Both directors argued that penalties should be remitted on the following grounds:
- Operation of the law (section 269-30 of the Taxation Administration Act 1953 (Act))
The directors argued that the obligation to pay PAYG directors’ penalties had stopped before the Commissioner notified them of their outstanding tax obligations (the company had commenced to be wound up on 3 October 2013 and the notice of penalty issued on 21 January 2014). However the court held that section 269-30(2) applied so that the remission did not apply in circumstances where the company had failed to put the Commissioner in a position of knowing the requisite details to allow it to determine the amount payable prior to winding up. The information in the BAS statements was insufficient to determine the amounts owing.
- All reasonable steps (section 269-35)
The directors argued that the penalties should be remitted as they had taken all reasonable steps to ensure that the company paid the withheld PAYG tax by the due date, or had promptly gone into voluntary administration or liquidation. The court held that while the directors did make attempts to meet their tax obligations, they had not taken ‘all reasonable steps’ to do so.
‘Panama Papers’ leak
On 4 April 2016 the ATO issued a statement regarding the release of a significant amount of taxpayer data held by the Panama law firm Mossack Fonesca. The data is understood to have come from an investigation by the International Consortium of Investigative Journalists (ICIJ) and includes information regarding various offshore companies, its shareholders and directors. The data includes more than 11.5 million documents and affects around 800 Australian taxpayers.
Pursuant to various multilateral agreements, the ATO regularly shares information and works closely with banks and other tax administrations to improve its compliance work. It recently concluded ‘Project DO IT’ under which taxpayers could voluntarily declare undisclosed or incorrectly reported offshore financial activities, in order to avoid penalties and the possibility of criminal charges. Hall & Wilcox has assisted various taxpayers in preparing a number of Project DO IT disclosures to the ATO.
The ATO is analysing the data from the Panama Papers against information it already has to determine whether there have been any failures by Australian taxpayers to disclose offshore income or assets. It is also working with the Australian Federal Police, Australian Crime Commission and AUSTRAC to cross-check the data. The ATO has stated that some cases may be referred to the Serious Financial Crime Taskforce.
So far, the ATO has confirmed that the leaked information includes some taxpayers who have previously faced ATO investigations, as well as some who have already disclosed their offshore arrangements under Project DO IT. The ATO has also identified a large number of taxpayers who haven't previously declared these offshore arrangements and they are looking into these cases.
ATO website updates
Small business tax concession reminder
The ATO has published a reminder to tax advisors about the tax concessions available for small businesses. A number of these tax breaks are available only to businesses with a total turnover of less than $2m.
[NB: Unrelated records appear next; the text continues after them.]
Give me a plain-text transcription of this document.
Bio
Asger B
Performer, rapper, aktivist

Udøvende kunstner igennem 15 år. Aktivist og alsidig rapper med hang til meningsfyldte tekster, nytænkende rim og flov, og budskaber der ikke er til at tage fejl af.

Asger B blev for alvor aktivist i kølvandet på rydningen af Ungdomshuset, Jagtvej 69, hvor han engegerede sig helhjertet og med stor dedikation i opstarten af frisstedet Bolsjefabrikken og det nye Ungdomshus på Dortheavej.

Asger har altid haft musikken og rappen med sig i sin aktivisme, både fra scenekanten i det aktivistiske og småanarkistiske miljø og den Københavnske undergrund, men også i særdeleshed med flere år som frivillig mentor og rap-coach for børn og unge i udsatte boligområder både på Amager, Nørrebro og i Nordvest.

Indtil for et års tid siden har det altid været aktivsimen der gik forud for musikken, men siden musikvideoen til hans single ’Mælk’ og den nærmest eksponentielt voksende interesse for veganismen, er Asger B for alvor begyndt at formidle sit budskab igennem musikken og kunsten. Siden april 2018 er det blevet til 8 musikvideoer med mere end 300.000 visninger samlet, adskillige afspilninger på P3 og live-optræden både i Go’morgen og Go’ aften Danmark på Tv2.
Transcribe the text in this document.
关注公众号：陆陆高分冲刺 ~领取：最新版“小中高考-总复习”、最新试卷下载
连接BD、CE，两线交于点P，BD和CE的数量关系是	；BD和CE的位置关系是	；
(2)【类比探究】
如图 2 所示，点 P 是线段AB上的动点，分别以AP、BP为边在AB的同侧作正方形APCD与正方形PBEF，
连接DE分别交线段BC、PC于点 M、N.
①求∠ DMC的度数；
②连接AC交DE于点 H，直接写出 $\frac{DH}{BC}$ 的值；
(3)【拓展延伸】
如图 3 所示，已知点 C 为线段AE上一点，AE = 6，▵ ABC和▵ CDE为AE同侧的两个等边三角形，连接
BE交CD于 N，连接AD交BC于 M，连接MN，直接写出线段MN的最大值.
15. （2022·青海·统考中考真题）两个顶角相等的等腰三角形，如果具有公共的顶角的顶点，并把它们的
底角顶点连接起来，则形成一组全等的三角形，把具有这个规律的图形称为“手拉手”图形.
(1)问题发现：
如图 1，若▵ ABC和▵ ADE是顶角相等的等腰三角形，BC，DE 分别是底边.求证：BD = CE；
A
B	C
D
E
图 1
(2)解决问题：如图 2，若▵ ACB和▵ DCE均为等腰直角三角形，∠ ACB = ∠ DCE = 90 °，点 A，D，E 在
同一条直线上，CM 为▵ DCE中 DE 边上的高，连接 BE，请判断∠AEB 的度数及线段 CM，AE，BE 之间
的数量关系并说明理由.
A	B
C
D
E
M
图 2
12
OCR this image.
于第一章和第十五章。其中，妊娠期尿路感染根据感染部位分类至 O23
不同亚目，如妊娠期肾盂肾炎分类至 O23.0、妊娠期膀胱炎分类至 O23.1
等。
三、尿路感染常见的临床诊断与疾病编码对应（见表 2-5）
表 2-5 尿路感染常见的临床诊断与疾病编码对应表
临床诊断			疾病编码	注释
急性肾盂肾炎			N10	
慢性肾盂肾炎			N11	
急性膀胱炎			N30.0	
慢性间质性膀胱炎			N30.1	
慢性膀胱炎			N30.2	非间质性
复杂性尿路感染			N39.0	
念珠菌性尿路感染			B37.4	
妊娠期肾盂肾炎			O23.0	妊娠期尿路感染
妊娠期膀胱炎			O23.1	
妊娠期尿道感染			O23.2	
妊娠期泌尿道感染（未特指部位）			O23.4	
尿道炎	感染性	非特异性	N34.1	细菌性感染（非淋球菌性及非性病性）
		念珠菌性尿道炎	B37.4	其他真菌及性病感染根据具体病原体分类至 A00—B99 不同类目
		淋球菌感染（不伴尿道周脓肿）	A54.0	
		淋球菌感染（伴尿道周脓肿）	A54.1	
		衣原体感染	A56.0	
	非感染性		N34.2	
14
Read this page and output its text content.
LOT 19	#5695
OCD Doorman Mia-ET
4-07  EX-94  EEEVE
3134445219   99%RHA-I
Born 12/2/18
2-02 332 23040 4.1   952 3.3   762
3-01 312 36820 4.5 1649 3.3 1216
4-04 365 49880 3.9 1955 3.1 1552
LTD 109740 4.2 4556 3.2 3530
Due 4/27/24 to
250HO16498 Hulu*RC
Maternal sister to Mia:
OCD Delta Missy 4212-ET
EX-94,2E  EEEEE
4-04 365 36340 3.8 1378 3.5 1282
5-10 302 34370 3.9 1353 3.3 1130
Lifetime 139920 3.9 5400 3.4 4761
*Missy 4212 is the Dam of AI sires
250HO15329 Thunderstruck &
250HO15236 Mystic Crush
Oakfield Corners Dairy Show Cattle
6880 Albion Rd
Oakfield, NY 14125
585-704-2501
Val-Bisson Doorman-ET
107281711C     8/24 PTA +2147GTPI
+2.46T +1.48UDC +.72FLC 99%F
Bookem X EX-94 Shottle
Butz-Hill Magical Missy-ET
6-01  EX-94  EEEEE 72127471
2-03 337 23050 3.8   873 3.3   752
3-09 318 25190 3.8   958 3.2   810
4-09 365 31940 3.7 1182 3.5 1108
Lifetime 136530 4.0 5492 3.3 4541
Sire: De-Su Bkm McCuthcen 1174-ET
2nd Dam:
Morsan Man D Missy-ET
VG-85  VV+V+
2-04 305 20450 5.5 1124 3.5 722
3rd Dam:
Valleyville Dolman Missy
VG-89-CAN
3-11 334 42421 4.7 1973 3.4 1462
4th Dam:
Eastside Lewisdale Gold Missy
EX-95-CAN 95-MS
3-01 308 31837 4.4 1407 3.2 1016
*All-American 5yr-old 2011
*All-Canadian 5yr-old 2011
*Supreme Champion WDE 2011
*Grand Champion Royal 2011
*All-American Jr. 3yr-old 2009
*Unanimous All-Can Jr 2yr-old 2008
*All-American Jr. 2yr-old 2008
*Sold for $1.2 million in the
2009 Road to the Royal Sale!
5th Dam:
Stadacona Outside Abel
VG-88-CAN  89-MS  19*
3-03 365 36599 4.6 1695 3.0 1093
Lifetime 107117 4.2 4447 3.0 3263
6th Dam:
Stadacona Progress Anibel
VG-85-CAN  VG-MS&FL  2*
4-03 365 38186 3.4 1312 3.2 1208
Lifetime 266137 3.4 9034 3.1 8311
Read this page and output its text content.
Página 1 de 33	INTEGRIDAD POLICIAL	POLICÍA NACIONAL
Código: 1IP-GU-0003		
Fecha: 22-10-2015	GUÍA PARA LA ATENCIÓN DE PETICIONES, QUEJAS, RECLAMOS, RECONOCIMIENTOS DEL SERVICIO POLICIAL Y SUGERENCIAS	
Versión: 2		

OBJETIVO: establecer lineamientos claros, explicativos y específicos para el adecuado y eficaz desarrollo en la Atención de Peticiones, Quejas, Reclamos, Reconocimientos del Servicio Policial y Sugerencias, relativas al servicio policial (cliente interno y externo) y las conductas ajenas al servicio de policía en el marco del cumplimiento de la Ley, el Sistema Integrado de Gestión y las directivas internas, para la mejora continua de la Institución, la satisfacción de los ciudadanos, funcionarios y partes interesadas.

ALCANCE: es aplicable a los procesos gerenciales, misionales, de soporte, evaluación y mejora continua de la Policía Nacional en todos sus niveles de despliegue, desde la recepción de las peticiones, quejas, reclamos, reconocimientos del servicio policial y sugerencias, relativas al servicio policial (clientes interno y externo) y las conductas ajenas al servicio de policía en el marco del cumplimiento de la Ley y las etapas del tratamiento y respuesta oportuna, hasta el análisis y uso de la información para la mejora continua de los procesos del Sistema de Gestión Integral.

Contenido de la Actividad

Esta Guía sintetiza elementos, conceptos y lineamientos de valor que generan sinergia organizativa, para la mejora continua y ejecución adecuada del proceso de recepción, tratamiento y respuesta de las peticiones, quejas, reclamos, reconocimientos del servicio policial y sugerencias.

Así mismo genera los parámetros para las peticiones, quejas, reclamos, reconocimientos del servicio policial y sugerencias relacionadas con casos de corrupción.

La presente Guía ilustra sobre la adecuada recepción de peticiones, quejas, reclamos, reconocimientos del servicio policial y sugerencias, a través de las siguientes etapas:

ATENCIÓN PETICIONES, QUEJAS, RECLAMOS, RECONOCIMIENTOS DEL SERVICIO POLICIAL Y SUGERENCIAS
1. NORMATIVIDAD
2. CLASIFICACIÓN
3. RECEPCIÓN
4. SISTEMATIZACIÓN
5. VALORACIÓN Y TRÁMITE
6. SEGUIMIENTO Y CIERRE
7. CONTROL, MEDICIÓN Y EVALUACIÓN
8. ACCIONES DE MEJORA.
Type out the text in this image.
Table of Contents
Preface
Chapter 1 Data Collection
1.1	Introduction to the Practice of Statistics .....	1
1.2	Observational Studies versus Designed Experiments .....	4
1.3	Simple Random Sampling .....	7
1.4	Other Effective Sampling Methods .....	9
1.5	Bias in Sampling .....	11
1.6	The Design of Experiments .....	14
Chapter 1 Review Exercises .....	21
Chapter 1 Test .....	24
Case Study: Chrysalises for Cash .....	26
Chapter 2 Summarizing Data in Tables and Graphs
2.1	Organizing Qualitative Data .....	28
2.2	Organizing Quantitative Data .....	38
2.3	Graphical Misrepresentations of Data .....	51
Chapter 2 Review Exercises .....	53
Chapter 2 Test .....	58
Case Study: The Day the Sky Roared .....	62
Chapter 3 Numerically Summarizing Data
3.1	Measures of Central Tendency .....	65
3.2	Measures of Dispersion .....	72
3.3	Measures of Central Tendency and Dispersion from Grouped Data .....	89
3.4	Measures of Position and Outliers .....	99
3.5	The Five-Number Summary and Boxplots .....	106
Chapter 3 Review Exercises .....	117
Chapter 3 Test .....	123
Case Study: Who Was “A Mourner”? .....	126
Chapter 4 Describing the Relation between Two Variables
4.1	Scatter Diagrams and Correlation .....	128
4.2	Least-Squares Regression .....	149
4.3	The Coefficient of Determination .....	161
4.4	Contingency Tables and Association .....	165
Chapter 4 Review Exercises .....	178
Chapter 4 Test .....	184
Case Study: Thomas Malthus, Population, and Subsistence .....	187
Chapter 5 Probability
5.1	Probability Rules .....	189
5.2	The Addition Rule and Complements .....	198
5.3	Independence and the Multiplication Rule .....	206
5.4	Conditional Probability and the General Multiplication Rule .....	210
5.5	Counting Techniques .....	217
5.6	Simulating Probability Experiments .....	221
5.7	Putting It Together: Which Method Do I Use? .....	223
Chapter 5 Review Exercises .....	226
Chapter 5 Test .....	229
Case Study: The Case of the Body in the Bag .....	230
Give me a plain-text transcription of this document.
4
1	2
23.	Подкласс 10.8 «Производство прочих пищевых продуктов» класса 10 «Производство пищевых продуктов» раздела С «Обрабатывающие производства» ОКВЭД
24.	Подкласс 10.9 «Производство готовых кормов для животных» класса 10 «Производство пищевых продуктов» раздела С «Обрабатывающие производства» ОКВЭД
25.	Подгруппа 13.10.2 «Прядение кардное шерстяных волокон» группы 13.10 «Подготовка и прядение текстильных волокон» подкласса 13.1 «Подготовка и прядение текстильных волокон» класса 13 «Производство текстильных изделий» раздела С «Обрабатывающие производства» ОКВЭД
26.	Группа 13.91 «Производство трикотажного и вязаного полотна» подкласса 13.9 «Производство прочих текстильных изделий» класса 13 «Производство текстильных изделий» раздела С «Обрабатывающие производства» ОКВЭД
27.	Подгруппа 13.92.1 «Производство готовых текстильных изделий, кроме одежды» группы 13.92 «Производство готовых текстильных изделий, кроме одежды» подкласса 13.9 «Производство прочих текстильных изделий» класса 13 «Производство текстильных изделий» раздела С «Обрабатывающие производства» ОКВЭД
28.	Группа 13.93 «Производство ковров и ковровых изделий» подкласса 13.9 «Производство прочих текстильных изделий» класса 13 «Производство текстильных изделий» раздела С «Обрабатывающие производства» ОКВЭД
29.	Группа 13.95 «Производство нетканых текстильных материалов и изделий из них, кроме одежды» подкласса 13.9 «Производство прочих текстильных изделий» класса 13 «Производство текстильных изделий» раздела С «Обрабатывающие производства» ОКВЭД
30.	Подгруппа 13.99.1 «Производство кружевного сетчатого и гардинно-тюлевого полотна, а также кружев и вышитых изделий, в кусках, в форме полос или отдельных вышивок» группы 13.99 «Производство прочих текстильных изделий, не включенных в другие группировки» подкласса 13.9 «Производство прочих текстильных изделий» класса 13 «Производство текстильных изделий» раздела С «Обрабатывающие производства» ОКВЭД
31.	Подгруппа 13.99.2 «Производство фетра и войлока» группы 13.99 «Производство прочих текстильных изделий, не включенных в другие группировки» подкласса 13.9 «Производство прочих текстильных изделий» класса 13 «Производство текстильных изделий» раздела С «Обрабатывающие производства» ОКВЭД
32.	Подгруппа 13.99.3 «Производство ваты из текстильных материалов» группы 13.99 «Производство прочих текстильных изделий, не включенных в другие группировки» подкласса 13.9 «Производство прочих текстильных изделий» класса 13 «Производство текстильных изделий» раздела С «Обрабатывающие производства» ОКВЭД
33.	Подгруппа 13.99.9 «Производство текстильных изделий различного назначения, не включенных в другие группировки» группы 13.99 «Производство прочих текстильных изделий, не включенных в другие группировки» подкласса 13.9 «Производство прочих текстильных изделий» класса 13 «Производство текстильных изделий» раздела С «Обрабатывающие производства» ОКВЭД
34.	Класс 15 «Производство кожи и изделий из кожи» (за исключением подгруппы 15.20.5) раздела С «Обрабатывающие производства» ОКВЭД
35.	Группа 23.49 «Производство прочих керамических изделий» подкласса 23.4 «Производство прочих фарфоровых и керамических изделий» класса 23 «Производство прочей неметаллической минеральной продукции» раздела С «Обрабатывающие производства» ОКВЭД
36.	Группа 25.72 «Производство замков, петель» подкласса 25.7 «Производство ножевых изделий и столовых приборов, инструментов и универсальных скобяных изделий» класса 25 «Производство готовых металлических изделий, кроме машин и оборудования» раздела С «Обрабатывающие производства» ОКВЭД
These include a 1.5% company tax cut, immediate deductions of professional expenses for start-ups and no Fringe Benefits Tax payable for providing multiple electronic devices to employees. Access to accelerated depreciation for primary producers is available regardless of turnover. These concessions were discussed in detail in our previous publication Some Welcome Tax Relief for Small Businesses.
Speech by Commissioner: 31 March 2016
The Commissioner of Taxation Chris Jordan recently delivered an address to the 12th International Conference on Tax Administration at the University of New South Wales. In the speech titled ‘Better services and a better experience for Australians’ he discussed the mission and future direction of the ATO. He also highlighted issues such as a reduction in red tape, promoting a user-driven design and a greater focus on technology, as being key areas in which the ATO has focused in recent years.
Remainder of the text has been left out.